De Blasio Vows Return of NYC Workers, Schools in His Final Year
(Bloomberg) -- Mayor Bill de Blasio outlined a recovery plan for New York City that focuses on getting workers back into office buildings, students in classrooms and 5 million people vaccinated by the end of June.
During his final State of the City address, de Blasio said the city’s employees would return in person in May. He also pledged to fully reopen public school buildings in September, allowing all grades to go back to school to make it easier for parents to return to work.
“We want to send a signal to the city we’re moving forward. We want to see the private sector bring workforces back,” de Blasio said in a Friday briefing. “By the end of the Spring, we will see something very different in the city.”
The mayor also said on Friday that he would propose a plan in February to bring older students back into the classroom before the end of this school year, as long as the city could secure enough Covid-19 testing capacity.
De Blasio outlined a plan for his last year in office in a pre-recorded video address Thursday night. He pledged to vaccinate 5 million New Yorkers by the end of June, “as long as we have the supply,” he said. He also announced a series of economic and policy pushes intended to make the city a cleaner, easier place for residents to live: more bike lanes throughout the city, tax credits for small businesses, and permanent outdoor dining.
“We will bring our city back,” de Blasio said in the video. He spoke against a backdrop of black-and-white photos of the Great Depression, the city’s 1970s fiscal crisis, and the 9/11 terrorist attacks. “Each came with prophecies of doom,” he said, “and yet New York City fought back.”
This economic recovery will hinge on New York’s ability to vaccinate its more than 8 million residents amid a nationwide vaccine shortage. More than 740,000 doses have been administered in New York City since it began its inoculation drive in December.

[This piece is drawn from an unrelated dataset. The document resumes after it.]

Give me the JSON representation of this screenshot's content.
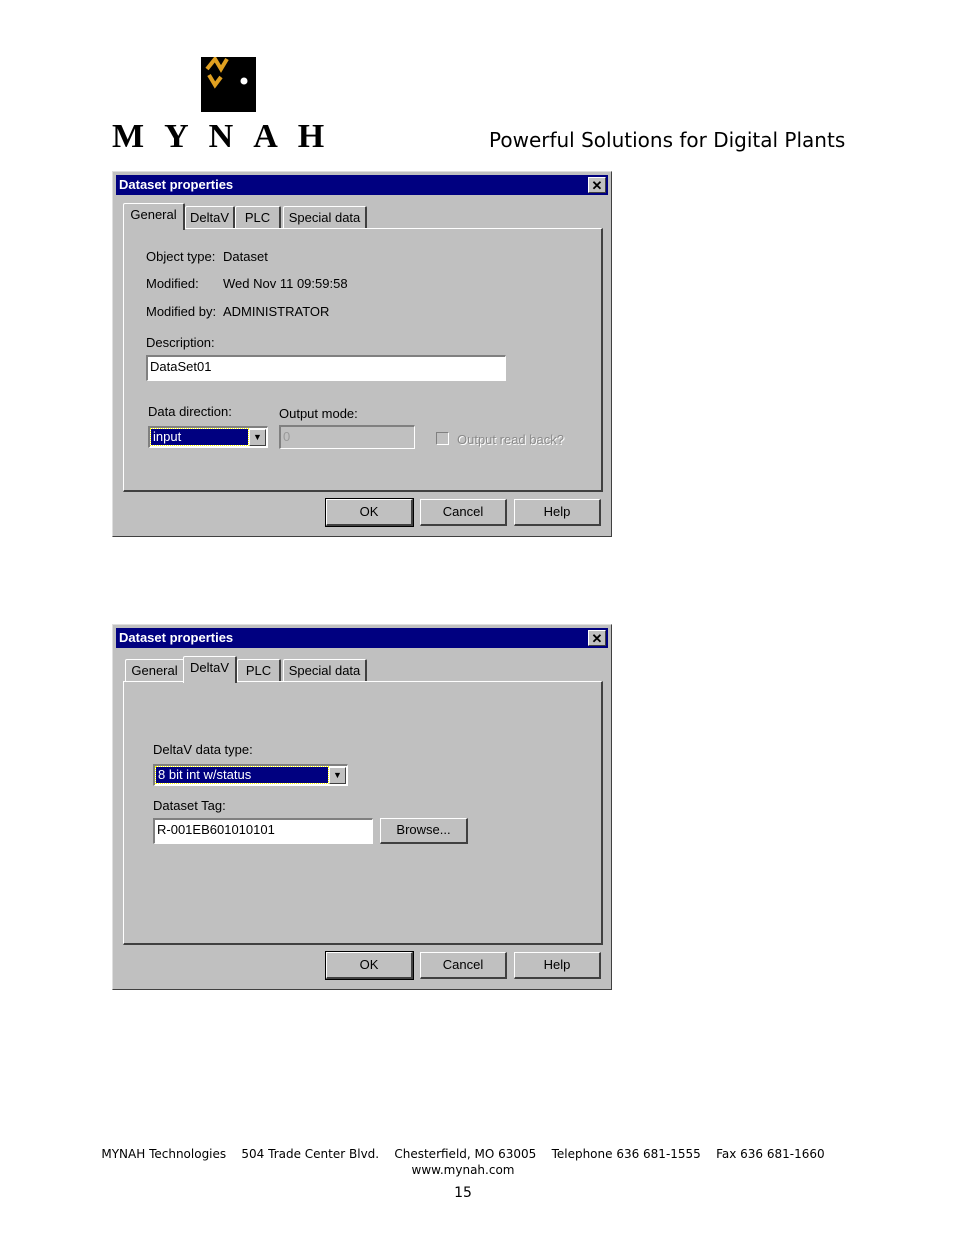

“New York City’s vaccination effort is the foundation of a recovery for all of us,” the mayor said in memorandum prepared in advance of the speech’s delivery. “The return of city workers across the five boroughs will be a signal to the world that the comeback is happening right here, right now, as New York City vaccinates millions.”
De Blasio set a goal of inoculating 3,000 municipal workers a day in the months ahead to spur their return to office. He also introduced plans to establish a health corps of 2,000 people to join 3,900 current staff at injection sites.
The city faces a $5.3 billion deficit in the next fiscal year, and filling that gap will be challenging as property values for commercial buildings have declined by almost 16%. Property-tax revenue is estimated to drop by $2.5 billion.
During the pandemic, street cleanings and sanitation services have suffered. As retailers closed, many storefronts were left empty with graffiti on their doors.
The mayor said he would create a cleanup corps of 10,000 temporary workers “to wipe away graffiti, power wash sidewalks, create community murals, tend to community gardens, beautify public spaces, and work with community organizations to clean their neighborhoods,” he said. “This will be a clean up blitz.”
He said he would make permanent the so-called open streets, where most vehicles are prohibited, and give car lanes on the Brooklyn and Queensboro bridges over to cyclists. And he said he’d create “Bike Boulevards” in every borough that give priority to cyclists.
The mayor also promised a recovery tax credit that would provide rental assistance for as many as 17,000 small businesses.
De Blasio presented his eighth and final State of the City address through a highly produced, narrated video set to music and photos -- a departure from previous years, when it was delivered before a large audience of city officials, corporate executives and policy makers in an auditorium in one of the five boroughs. His previous addresses dealt with the relative luxury of how to apportion funds in years of surplus revenue, a contrast to the fiscal crisis created by the months-long pandemic.
“We have to have a recovery for all of us,” he said. “We have to understand that an economy that works for everyone is the only one that’s acceptable after everything we’ve experienced with Covid-19.”
In the address, de Blasio returned to themes of inequality and fairness that drove his original City Hall candidacy, pledging to create a task force on racial inclusion and equity. He also called for a commission to review the City Charter to identify areas of institutional and structural racism and reiterated previous calls for state lawmakers to implement higher taxes on the wealthy, including a “billionaire tax” that would increase the top tax rate.